Nonlinear buckling analysis of variable stiffness composite plates based on the reduced order model

Abstract

Abstract The variable-stiffness fiber composite plates which have an enhanced design flexibility, largely rely on laminate optimizations to maximize the buckling performance. The corresponding computational efficiency becomes a key issue, in particular when the nonlinear structural behavior is considered. The finite element method based on a full nonlinear analysis is a standard technique for nonlinear structural analysis, however the high computational complexities generated from both the incremental-iterative procedure and the very refined mesh needed for the discrete modeling of curved fibers, are still a decisive cost factor on modern computers. In this work, the Koiter-Newton method is further extended to nonlinear buckling analysis, including the pre and post buckling stage, of variable stiffness composite plates. A four-node quadrilateral element based on the classical laminated plate theory is developed in framework of the von Karman kinematics, for the finite element implementation of the proposed asymptotic method . The reduced order model , with or without imperfections, is constructed using the improved Koiter’s asymptotic expansion , for both the symmetrical and unsymmetrical laminates.
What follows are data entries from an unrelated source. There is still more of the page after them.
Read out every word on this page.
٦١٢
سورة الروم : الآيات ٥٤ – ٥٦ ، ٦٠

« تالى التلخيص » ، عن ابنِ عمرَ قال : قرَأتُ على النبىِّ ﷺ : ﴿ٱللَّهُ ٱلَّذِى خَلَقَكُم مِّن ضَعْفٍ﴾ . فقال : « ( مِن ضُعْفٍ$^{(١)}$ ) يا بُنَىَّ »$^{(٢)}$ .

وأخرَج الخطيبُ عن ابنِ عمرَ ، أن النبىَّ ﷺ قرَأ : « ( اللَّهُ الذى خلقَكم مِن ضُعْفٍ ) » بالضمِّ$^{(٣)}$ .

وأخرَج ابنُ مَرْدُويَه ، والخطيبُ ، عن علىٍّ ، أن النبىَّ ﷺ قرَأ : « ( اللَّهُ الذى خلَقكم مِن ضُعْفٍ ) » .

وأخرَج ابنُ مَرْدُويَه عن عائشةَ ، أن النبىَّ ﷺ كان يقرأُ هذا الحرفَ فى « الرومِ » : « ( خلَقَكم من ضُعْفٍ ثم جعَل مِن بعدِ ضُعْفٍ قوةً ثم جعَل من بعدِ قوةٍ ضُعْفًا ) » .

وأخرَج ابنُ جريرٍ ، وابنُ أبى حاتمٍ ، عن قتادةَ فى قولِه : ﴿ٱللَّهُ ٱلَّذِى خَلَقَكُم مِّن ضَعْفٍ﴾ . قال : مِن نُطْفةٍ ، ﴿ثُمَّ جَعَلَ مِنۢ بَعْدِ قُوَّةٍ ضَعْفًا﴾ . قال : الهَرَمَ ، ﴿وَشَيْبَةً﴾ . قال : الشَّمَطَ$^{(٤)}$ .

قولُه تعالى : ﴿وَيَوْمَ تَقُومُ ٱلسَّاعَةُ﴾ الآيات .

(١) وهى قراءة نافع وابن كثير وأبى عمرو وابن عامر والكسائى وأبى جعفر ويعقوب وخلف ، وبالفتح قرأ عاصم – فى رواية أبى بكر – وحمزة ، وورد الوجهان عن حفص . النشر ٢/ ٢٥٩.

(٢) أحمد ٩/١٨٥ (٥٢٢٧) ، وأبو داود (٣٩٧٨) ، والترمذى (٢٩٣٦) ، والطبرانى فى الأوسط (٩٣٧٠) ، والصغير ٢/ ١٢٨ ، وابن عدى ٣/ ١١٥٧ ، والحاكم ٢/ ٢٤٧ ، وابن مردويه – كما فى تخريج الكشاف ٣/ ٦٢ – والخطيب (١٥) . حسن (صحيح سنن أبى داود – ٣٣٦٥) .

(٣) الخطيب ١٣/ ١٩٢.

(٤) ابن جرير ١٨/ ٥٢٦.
The nonlinear response curve of loaded structure can be traced automatically, using the nonlinear predictor and corrections both generated from the reduced order model. This leads to a fairly large step size in the path-tracing process, compared to that for the classical Newton method . The reduced order model largely reduces the computational burden produced by the high-density FE mesh for the varied fiber path. Numerical results indicate the overall high quality and efficiency of the proposed method.